Ao sair do banheiro tamanha foi minha surpresa ao encontrar Eros parado ao lado da porta segurando um arranjo de flores, especificamente de "copo de leite".

Sua cabeça baixa não fazia jus ao seu comportamento de sempre.

Quando enfim ergueu a cabeça e nos encaramos de maneira profunda, não houve nada além de um "silêncio ensurdecedor".

Aquele não era o Eros que eu conhecia.

Sua postura desnorteada e o olhar tão quebrado demonstrava o quão disperso estava.

Dei um forte e alto suspiro, em seguida caminhei até o leito onde minha mala estava e guardei os pertences que estava em minha mão ainda em silêncio.

Mesmo sem dizer esboçar som algum eu o sentia atrás de mim. Seu perfume e calor eram inigualáveis e eu os reconheceria em qualquer outro lugar.

-O que foi, Eros? -Questionei num tom baixo.

-Eu sinto muito, Izabel. -Eros estava exposto. -Minha raiva de Khaios não é maior do que a raiva que sinto de mim mesmo por não ter protegido você... -Ele tocou meu ombro e eu virei para encará-lo. -Eu não protegi você e nem a criança que... -Interrompi.

-Não diga mais nada! -Rosnei ao olhar para o arranjo em sua mão. -Talvez nem fosse sua. -Dei com os ombros. -Não dê tanta importância ao fato.

-Mas poderia ser meu. -Replicou de imediato.

-Sim, poderia ser seu.

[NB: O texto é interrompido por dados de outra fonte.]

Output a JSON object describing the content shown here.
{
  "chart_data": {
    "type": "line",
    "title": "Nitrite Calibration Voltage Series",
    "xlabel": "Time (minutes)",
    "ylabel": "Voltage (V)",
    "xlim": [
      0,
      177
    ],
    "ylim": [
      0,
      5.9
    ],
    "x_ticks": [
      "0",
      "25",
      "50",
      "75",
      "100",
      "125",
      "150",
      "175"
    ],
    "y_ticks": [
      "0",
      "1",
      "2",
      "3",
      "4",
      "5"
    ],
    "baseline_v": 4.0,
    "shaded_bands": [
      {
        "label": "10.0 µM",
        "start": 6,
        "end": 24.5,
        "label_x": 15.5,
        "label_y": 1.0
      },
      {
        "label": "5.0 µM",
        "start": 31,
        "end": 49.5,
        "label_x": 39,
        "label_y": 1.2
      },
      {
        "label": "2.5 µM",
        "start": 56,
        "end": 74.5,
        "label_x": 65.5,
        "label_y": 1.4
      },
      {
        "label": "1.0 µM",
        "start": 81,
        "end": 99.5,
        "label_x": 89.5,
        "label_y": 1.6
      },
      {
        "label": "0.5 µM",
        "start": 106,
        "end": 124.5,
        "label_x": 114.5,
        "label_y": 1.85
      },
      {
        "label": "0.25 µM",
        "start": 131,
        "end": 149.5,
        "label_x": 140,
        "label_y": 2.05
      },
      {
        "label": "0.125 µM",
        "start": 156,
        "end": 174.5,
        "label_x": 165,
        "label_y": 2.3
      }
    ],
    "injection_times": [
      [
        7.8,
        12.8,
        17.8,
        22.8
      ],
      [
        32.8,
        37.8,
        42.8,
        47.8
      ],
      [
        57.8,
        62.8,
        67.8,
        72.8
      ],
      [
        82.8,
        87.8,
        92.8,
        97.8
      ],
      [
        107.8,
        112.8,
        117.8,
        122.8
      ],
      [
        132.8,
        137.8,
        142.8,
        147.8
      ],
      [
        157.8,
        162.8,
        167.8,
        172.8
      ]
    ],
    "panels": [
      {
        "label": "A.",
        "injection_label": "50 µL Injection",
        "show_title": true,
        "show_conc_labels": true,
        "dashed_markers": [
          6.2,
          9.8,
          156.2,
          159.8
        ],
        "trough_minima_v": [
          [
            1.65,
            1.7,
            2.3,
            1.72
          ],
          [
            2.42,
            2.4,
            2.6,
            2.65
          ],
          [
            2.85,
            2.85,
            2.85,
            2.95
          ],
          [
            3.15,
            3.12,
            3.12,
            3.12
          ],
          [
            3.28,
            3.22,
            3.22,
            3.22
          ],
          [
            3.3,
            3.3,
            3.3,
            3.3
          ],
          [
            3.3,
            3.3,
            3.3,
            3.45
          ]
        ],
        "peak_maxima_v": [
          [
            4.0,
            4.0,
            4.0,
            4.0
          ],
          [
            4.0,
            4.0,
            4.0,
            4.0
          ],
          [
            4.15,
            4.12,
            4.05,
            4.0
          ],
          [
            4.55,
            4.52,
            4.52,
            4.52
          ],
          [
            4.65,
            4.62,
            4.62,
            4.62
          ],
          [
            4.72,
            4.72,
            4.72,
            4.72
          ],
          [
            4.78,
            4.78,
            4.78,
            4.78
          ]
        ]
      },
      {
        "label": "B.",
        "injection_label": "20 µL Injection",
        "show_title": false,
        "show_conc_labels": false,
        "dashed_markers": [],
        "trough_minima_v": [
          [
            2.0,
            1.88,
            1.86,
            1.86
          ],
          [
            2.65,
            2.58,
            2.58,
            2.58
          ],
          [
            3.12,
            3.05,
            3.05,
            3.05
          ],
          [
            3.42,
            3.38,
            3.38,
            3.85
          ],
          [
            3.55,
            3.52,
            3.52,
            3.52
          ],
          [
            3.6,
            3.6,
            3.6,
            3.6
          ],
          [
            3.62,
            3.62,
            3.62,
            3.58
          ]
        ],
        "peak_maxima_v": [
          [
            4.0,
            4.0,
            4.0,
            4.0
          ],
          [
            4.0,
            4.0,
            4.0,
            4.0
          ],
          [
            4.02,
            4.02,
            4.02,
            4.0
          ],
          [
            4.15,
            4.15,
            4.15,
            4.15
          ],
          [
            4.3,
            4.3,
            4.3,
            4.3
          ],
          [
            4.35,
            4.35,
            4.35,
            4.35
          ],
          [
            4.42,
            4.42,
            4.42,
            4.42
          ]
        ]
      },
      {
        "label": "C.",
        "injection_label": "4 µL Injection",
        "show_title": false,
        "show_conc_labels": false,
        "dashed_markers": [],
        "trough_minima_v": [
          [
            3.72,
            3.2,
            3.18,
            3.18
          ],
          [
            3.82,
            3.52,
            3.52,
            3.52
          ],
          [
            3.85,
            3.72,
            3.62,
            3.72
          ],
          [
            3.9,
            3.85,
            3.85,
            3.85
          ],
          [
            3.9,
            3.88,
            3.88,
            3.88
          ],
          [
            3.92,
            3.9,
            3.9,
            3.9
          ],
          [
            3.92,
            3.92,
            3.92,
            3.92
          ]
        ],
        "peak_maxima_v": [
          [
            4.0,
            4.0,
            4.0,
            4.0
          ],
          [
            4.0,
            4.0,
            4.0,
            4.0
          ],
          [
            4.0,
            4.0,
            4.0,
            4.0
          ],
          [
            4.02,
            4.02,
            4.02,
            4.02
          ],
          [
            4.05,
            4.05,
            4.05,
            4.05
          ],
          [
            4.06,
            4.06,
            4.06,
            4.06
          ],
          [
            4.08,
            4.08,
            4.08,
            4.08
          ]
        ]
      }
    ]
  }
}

Mas você mesmo disse "poderia", no passado. Não existe mais... Um filho bastardo? Não. Não mesmo. -Sorri fraco.

-Não haveria bastardo nenhum, Izabel. -Dessa vez Eros parecia estar irritado. -Eu o assumiria. Eu assumiria vocês dois. -Falou com firmeza e novamente eu sorri. Mas não existia felicidade naquele sorriso ou bons sentimentos. -Eu sou um homem que honra seus compromissos, não me ofenda! -Esbravejou.

-É tão fácil falar o que faria ou não faria depois que tudo já aconteceu, não acha? Eros... -Bati em minha testa. -Você age como se tudo estivesse sob seu controle e como se devêssemos esperar seu comando para só então poder agir... Não vê? Só estou nesse país por conta do Leon. Leon trouxe-me para cá. -Bati em sua mão fazendo com que as flores caíssem no chão. -Se ele não tomasse essa atitude não estaríamos aqui, você certamente estaria transando com uma outra obsessão e nem se lembraria de mim... Minha vida continua, Eros. Não posso esperá-lo. -Meu peito arfava conforme aquelas palavras saíam da minha boca tamanha amargor que causavam.

-Eu não queria vê-la nessa situação, Izabel. Eu realmente não queria. -Proferiu ao tentar tocar meu rosto e eu recuei. -Eu... Eu me arrependo de não a ter trazido comigo, talvez agora você não agiria de maneira tão defensiva e também não trataria Leon com tanta devoção.

-Não meta Leon nisso!

-Você não precisa tentar salvá-lo, Izabel. Essa não é uma obrigação sua!

-Você não entende nada mesmo... -Fechei meus olhos e senti meu corpo ser abraçado por Eros, no entanto, não retribui ou fiz qualquer outra coisa além de permanecer imóvel.

-Desde muito cedo nunca tive chance de ser egoísta e pensar somente em mim... Tudo sempre girou em torno desse mundo que você conheceu. -Suas mãos tocaram meu cabelo em uma carícia e eu prendi minha respiração. -Mas quando estou com você esqueço da realidade... É como se só existisse nós dois e esse peso que carrego em minhas costas desaparece de imediato. Gosto de ser egoísta quando estou ao seu lado. Gosto de não pensar em nada além de nós dois. -Senti suas mãos quentes segurarem meu rosto firmemente entre elas e então abri meus olhos e encontrei aquele par de íris azuis me encarando atentamente parecendo ansiar por descobrir tudo o que se passava em minha mente naquele momento.